Part of the historic gap between sufficient funding for critical maintenance and capital investment needs and the available resources to pay for them can be attributed to the decline in federal spending on infrastructure since the 1980s. That drop followed a peak in spending during the mid-1970s when initiatives such as the expansion of the national highway system and establishment of the federally supported clean water programs were under way.
Now, the federal government has reversed this slide with enactment of the American Rescue Plan Act (ARPA) and the Infrastructure Investment and Jobs Act (IIJA) in the past year. In addition, state and local governments have taken on an increasing share of the costs. Still, overall government spending on these systems has lingered around 2.4% of GDP, more than half a percent less than when spending peaked nearly 60 years ago at 3%, according to the Congressional Budget Office.
Of course, behind these figures are the real-life effects that these challenges have on individuals, communities, and businesses. The impact varies from longer commuting times on public transportation to public safety and health concerns over unsafe bridges and hazardous drinking water. Substandard infrastructure can impede economic growth, put public safety at risk, and disproportionally affect marginalized communities.
The dangerous and often inequitable impact of this legacy of underinvestment is more evident than ever. For example, the recent safety failures of Boston’s public transit system led to the death of a passenger, and the collapse of the Forbes Avenue Bridge in Pittsburgh earlier this year left 10 people injured. And the systemic failures of aging and undermaintained water treatment facilities in Jackson, Mississippi, and Flint, Michigan, left nearly 260,000 residents in these predominantly Black cities without access to clean water for weeks at a time.

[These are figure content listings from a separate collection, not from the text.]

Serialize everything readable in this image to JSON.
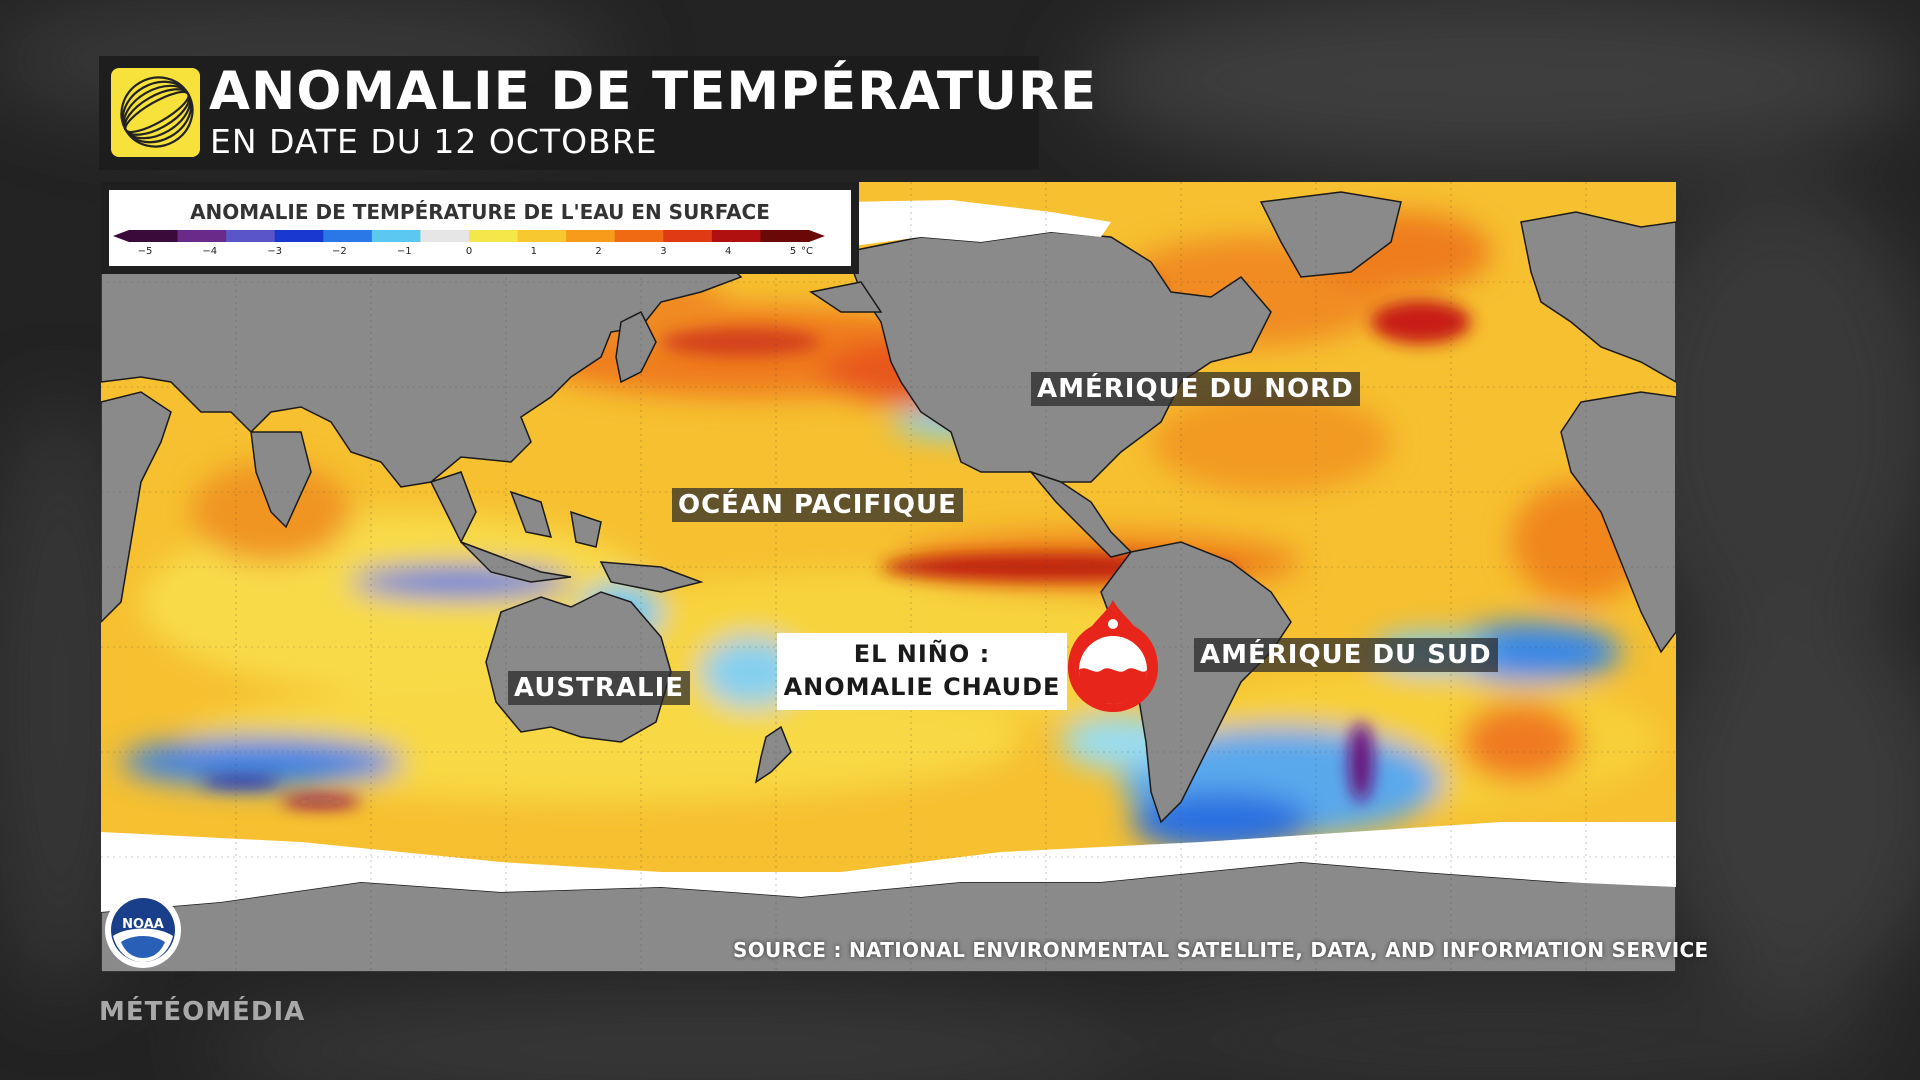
{
  "header": {
    "title": "ANOMALIE DE TEMPÉRATURE",
    "subtitle": "EN DATE DU 12 OCTOBRE",
    "logo_icon": "swirl-globe-icon",
    "logo_color": "#f7e23c"
  },
  "legend": {
    "title": "ANOMALIE DE TEMPÉRATURE DE L'EAU EN SURFACE",
    "ticks": [
      "−5",
      "−4",
      "−3",
      "−2",
      "−1",
      "0",
      "1",
      "2",
      "3",
      "4",
      "5"
    ],
    "unit": "°C",
    "colors": [
      "#3a0a3a",
      "#6a2a8a",
      "#5a55c8",
      "#1838d0",
      "#2a78e8",
      "#5ac8f0",
      "#e6e6e6",
      "#f5e64a",
      "#f8c830",
      "#f89a1a",
      "#f06a14",
      "#e03a14",
      "#b01010",
      "#6a0808"
    ]
  },
  "map": {
    "land_color": "#8a8a8a",
    "ice_color": "#ffffff",
    "labels": {
      "north_america": "AMÉRIQUE DU NORD",
      "pacific": "OCÉAN PACIFIQUE",
      "south_america": "AMÉRIQUE DU SUD",
      "australia": "AUSTRALIE"
    },
    "callout": {
      "line1": "EL NIÑO :",
      "line2": "ANOMALIE CHAUDE",
      "icon": "warm-water-drop-icon",
      "icon_color": "#e8251a"
    }
  },
  "footer": {
    "source": "SOURCE : NATIONAL ENVIRONMENTAL SATELLITE, DATA, AND INFORMATION SERVICE",
    "noaa_badge": "NOAA",
    "brand": "MÉTÉOMÉDIA"
  }
}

With pressures over public health, safety, and economic concerns mounting during the COVID-19 pandemic, the federal government in 2021 made a major investment in public infrastructure by passing the IIJA. The $1.2 trillion total package includes up to $550 billion in new infrastructure spending—a substantial down payment toward addressing longstanding problems—but the actual impact that these dollars will have in addressing critical maintenance and repair delays already on the books is unclear.

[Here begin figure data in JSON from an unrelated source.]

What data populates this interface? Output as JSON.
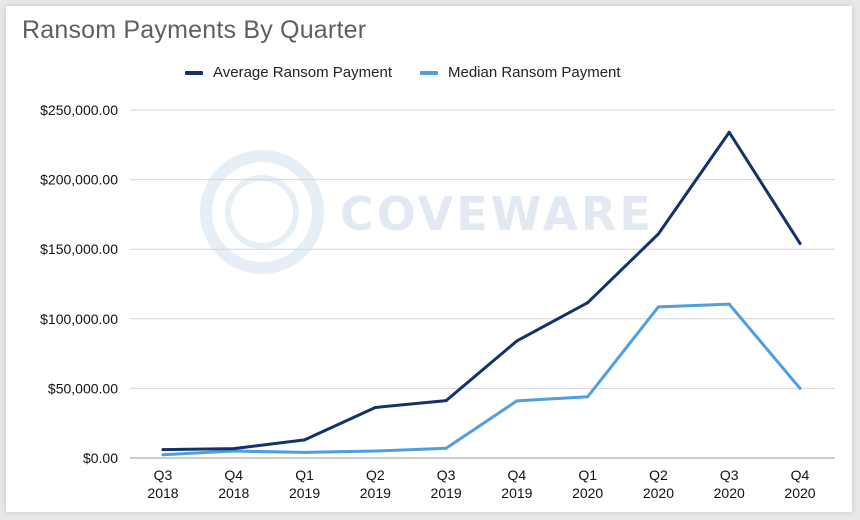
{
  "title": "Ransom Payments By Quarter",
  "watermark": "COVEWARE",
  "colors": {
    "average": "#10336b",
    "median": "#4f9ee0",
    "grid": "#d6d6d6"
  },
  "chart_data": {
    "type": "line",
    "title": "Ransom Payments By Quarter",
    "categories": [
      "Q3 2018",
      "Q4 2018",
      "Q1 2019",
      "Q2 2019",
      "Q3 2019",
      "Q4 2019",
      "Q1 2020",
      "Q2 2020",
      "Q3 2020",
      "Q4 2020"
    ],
    "category_lines": [
      [
        "Q3",
        "2018"
      ],
      [
        "Q4",
        "2018"
      ],
      [
        "Q1",
        "2019"
      ],
      [
        "Q2",
        "2019"
      ],
      [
        "Q3",
        "2019"
      ],
      [
        "Q4",
        "2019"
      ],
      [
        "Q1",
        "2020"
      ],
      [
        "Q2",
        "2020"
      ],
      [
        "Q3",
        "2020"
      ],
      [
        "Q4",
        "2020"
      ]
    ],
    "series": [
      {
        "name": "Average Ransom Payment",
        "values": [
          6000,
          6700,
          13000,
          36300,
          41200,
          84100,
          111600,
          161000,
          234000,
          154100
        ]
      },
      {
        "name": "Median Ransom Payment",
        "values": [
          2300,
          5000,
          4000,
          5000,
          7000,
          41000,
          44000,
          108600,
          110500,
          50000
        ]
      }
    ],
    "ylim": [
      0,
      250000
    ],
    "yticks": [
      "$0.00",
      "$50,000.00",
      "$100,000.00",
      "$150,000.00",
      "$200,000.00",
      "$250,000.00"
    ],
    "ytick_values": [
      0,
      50000,
      100000,
      150000,
      200000,
      250000
    ],
    "grid": true,
    "legend": "top-center"
  }
}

That’s because of a confluence of factors such as inflation-related cost increases for basic construction materials, pandemic-driven supply chain disruptions, and lingering worker shortages. Still, one of the most persistent challenges that states and localities face in paying down their accumulated deferred maintenance backlog is estimating and budgeting for how much spending is actually needed to prevent roads, bridges, water utilities, and similar assets from degrading.
The lack of consistent data or standard measures of accumulated deferred maintenance across the 50 states has left policymakers without a clear picture of the true size or magnitude of the problems or the costs and impact of further inaction. That reality then limits policymakers’ ability to make informed spending choices and plan for the long term. Gaining a clearer baseline picture of current and future investment needs is an essential starting point for understanding the true costs of the nation’s infrastructure maintenance and investment gap.

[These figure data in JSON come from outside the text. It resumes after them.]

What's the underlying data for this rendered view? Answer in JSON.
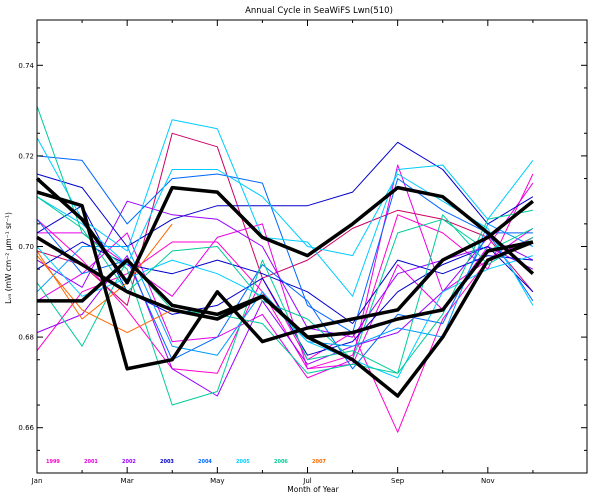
{
  "chart_data": {
    "type": "line",
    "title": "Annual Cycle in SeaWiFS Lwn(510)",
    "xlabel": "Month of Year",
    "ylabel": "Lᵥₙ (mW cm⁻² μm⁻¹ sr⁻¹)",
    "x": [
      1,
      2,
      3,
      4,
      5,
      6,
      7,
      8,
      9,
      10,
      11,
      12
    ],
    "xlim": [
      1,
      13.2
    ],
    "ylim": [
      0.65,
      0.75
    ],
    "x_ticks": [
      {
        "value": 1,
        "label": "Jan"
      },
      {
        "value": 3,
        "label": "Mar"
      },
      {
        "value": 5,
        "label": "May"
      },
      {
        "value": 7,
        "label": "Jul"
      },
      {
        "value": 9,
        "label": "Sep"
      },
      {
        "value": 11,
        "label": "Nov"
      }
    ],
    "y_ticks": [
      {
        "value": 0.66,
        "label": "0.66"
      },
      {
        "value": 0.68,
        "label": "0.68"
      },
      {
        "value": 0.7,
        "label": "0.70"
      },
      {
        "value": 0.72,
        "label": "0.72"
      },
      {
        "value": 0.74,
        "label": "0.74"
      }
    ],
    "grid": false,
    "legend_placement": "bottom-left",
    "legend": [
      {
        "label": "1999",
        "color": "#ff00cc"
      },
      {
        "label": "2001",
        "color": "#e600e6"
      },
      {
        "label": "2002",
        "color": "#9900ff"
      },
      {
        "label": "2003",
        "color": "#0000cc"
      },
      {
        "label": "2004",
        "color": "#0066ff"
      },
      {
        "label": "2005",
        "color": "#00ccff"
      },
      {
        "label": "2006",
        "color": "#00cc99"
      },
      {
        "label": "2007",
        "color": "#ff6600"
      }
    ],
    "series": [
      {
        "color": "#ff00cc",
        "width": 1,
        "values": [
          0.706,
          0.697,
          0.686,
          0.673,
          0.672,
          0.693,
          0.675,
          0.681,
          0.659,
          0.684,
          0.697,
          0.702
        ]
      },
      {
        "color": "#ff00cc",
        "width": 1,
        "values": [
          0.677,
          0.69,
          0.694,
          0.701,
          0.701,
          0.69,
          0.673,
          0.676,
          0.707,
          0.703,
          0.695,
          0.716
        ]
      },
      {
        "color": "#cc0066",
        "width": 1,
        "values": [
          0.699,
          0.696,
          0.687,
          0.725,
          0.722,
          0.693,
          0.697,
          0.704,
          0.708,
          0.706,
          0.702,
          0.69
        ]
      },
      {
        "color": "#e600e6",
        "width": 1,
        "values": [
          0.703,
          0.703,
          0.696,
          0.689,
          0.702,
          0.705,
          0.673,
          0.674,
          0.696,
          0.686,
          0.7,
          0.714
        ]
      },
      {
        "color": "#e600e6",
        "width": 1,
        "values": [
          0.688,
          0.694,
          0.703,
          0.679,
          0.68,
          0.685,
          0.671,
          0.675,
          0.718,
          0.69,
          0.697,
          0.704
        ]
      },
      {
        "color": "#9900ff",
        "width": 1,
        "values": [
          0.681,
          0.685,
          0.698,
          0.673,
          0.667,
          0.688,
          0.674,
          0.678,
          0.681,
          0.69,
          0.702,
          0.697
        ]
      },
      {
        "color": "#9900ff",
        "width": 1,
        "values": [
          0.697,
          0.691,
          0.71,
          0.707,
          0.706,
          0.7,
          0.682,
          0.68,
          0.694,
          0.697,
          0.7,
          0.695
        ]
      },
      {
        "color": "#0000cc",
        "width": 1,
        "values": [
          0.716,
          0.713,
          0.7,
          0.706,
          0.709,
          0.709,
          0.709,
          0.712,
          0.723,
          0.717,
          0.705,
          0.711
        ]
      },
      {
        "color": "#0000cc",
        "width": 1,
        "values": [
          0.695,
          0.701,
          0.696,
          0.694,
          0.697,
          0.694,
          0.69,
          0.683,
          0.697,
          0.694,
          0.698,
          0.697
        ]
      },
      {
        "color": "#0000cc",
        "width": 1,
        "values": [
          0.703,
          0.709,
          0.69,
          0.685,
          0.687,
          0.693,
          0.676,
          0.679,
          0.69,
          0.696,
          0.7,
          0.69
        ]
      },
      {
        "color": "#0066ff",
        "width": 1,
        "values": [
          0.72,
          0.719,
          0.705,
          0.715,
          0.716,
          0.714,
          0.687,
          0.681,
          0.715,
          0.708,
          0.703,
          0.703
        ]
      },
      {
        "color": "#0066ff",
        "width": 1,
        "values": [
          0.706,
          0.694,
          0.697,
          0.675,
          0.68,
          0.696,
          0.688,
          0.673,
          0.685,
          0.683,
          0.703,
          0.688
        ]
      },
      {
        "color": "#0099ff",
        "width": 1,
        "values": [
          0.69,
          0.7,
          0.7,
          0.678,
          0.676,
          0.69,
          0.679,
          0.678,
          0.682,
          0.68,
          0.705,
          0.7
        ]
      },
      {
        "color": "#00ccff",
        "width": 1,
        "values": [
          0.724,
          0.706,
          0.699,
          0.728,
          0.726,
          0.702,
          0.701,
          0.689,
          0.717,
          0.718,
          0.706,
          0.719
        ]
      },
      {
        "color": "#00ccff",
        "width": 1,
        "values": [
          0.711,
          0.705,
          0.696,
          0.717,
          0.717,
          0.711,
          0.7,
          0.698,
          0.716,
          0.71,
          0.704,
          0.687
        ]
      },
      {
        "color": "#00ccff",
        "width": 1,
        "values": [
          0.7,
          0.689,
          0.693,
          0.697,
          0.694,
          0.689,
          0.679,
          0.675,
          0.671,
          0.69,
          0.695,
          0.698
        ]
      },
      {
        "color": "#00cc99",
        "width": 1,
        "values": [
          0.731,
          0.703,
          0.695,
          0.665,
          0.668,
          0.697,
          0.675,
          0.677,
          0.672,
          0.685,
          0.706,
          0.708
        ]
      },
      {
        "color": "#00cc99",
        "width": 1,
        "values": [
          0.692,
          0.678,
          0.697,
          0.686,
          0.685,
          0.683,
          0.672,
          0.674,
          0.672,
          0.707,
          0.696,
          0.702
        ]
      },
      {
        "color": "#00cc99",
        "width": 1,
        "values": [
          0.711,
          0.704,
          0.69,
          0.699,
          0.7,
          0.688,
          0.684,
          0.675,
          0.703,
          0.706,
          0.699,
          0.704
        ]
      },
      {
        "color": "#ff6600",
        "width": 1,
        "values": [
          0.699,
          0.684,
          0.692,
          0.705,
          null,
          null,
          null,
          null,
          null,
          null,
          null,
          null
        ]
      },
      {
        "color": "#ff6600",
        "width": 1,
        "values": [
          0.698,
          0.686,
          0.681,
          0.686,
          null,
          null,
          null,
          null,
          null,
          null,
          null,
          null
        ]
      },
      {
        "color": "#000000",
        "width": 3.5,
        "values": [
          0.715,
          0.706,
          0.692,
          0.713,
          0.712,
          0.702,
          0.698,
          0.705,
          0.713,
          0.711,
          0.703,
          0.694
        ]
      },
      {
        "color": "#000000",
        "width": 3.5,
        "values": [
          0.712,
          0.709,
          0.673,
          0.675,
          0.69,
          0.679,
          0.682,
          0.684,
          0.686,
          0.697,
          0.702,
          0.71
        ]
      },
      {
        "color": "#000000",
        "width": 3.5,
        "values": [
          0.688,
          0.688,
          0.697,
          0.687,
          0.685,
          0.689,
          0.68,
          0.675,
          0.667,
          0.68,
          0.697,
          0.701
        ]
      },
      {
        "color": "#000000",
        "width": 3.5,
        "values": [
          0.702,
          0.696,
          0.69,
          0.686,
          0.684,
          0.689,
          0.68,
          0.681,
          0.684,
          0.686,
          0.699,
          0.701
        ]
      }
    ]
  }
}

Even in the midst of these challenges, Americans seem to agree on the need for more substantial investments in infrastructure, as well as the need for better data and management tools to evaluate progress. And thanks to new federal stimulus dollars and recent budget surpluses, state and local policymakers are well-positioned to take the lead on making these infrastructure investments and innovations in ways that allow them to factor local considerations for climate resiliency needs and equitable growth into their decisions.
Fatima Yousofi is an officer and Susan Banta is a project director with The Pew Charitable Trusts’ state fiscal policy project.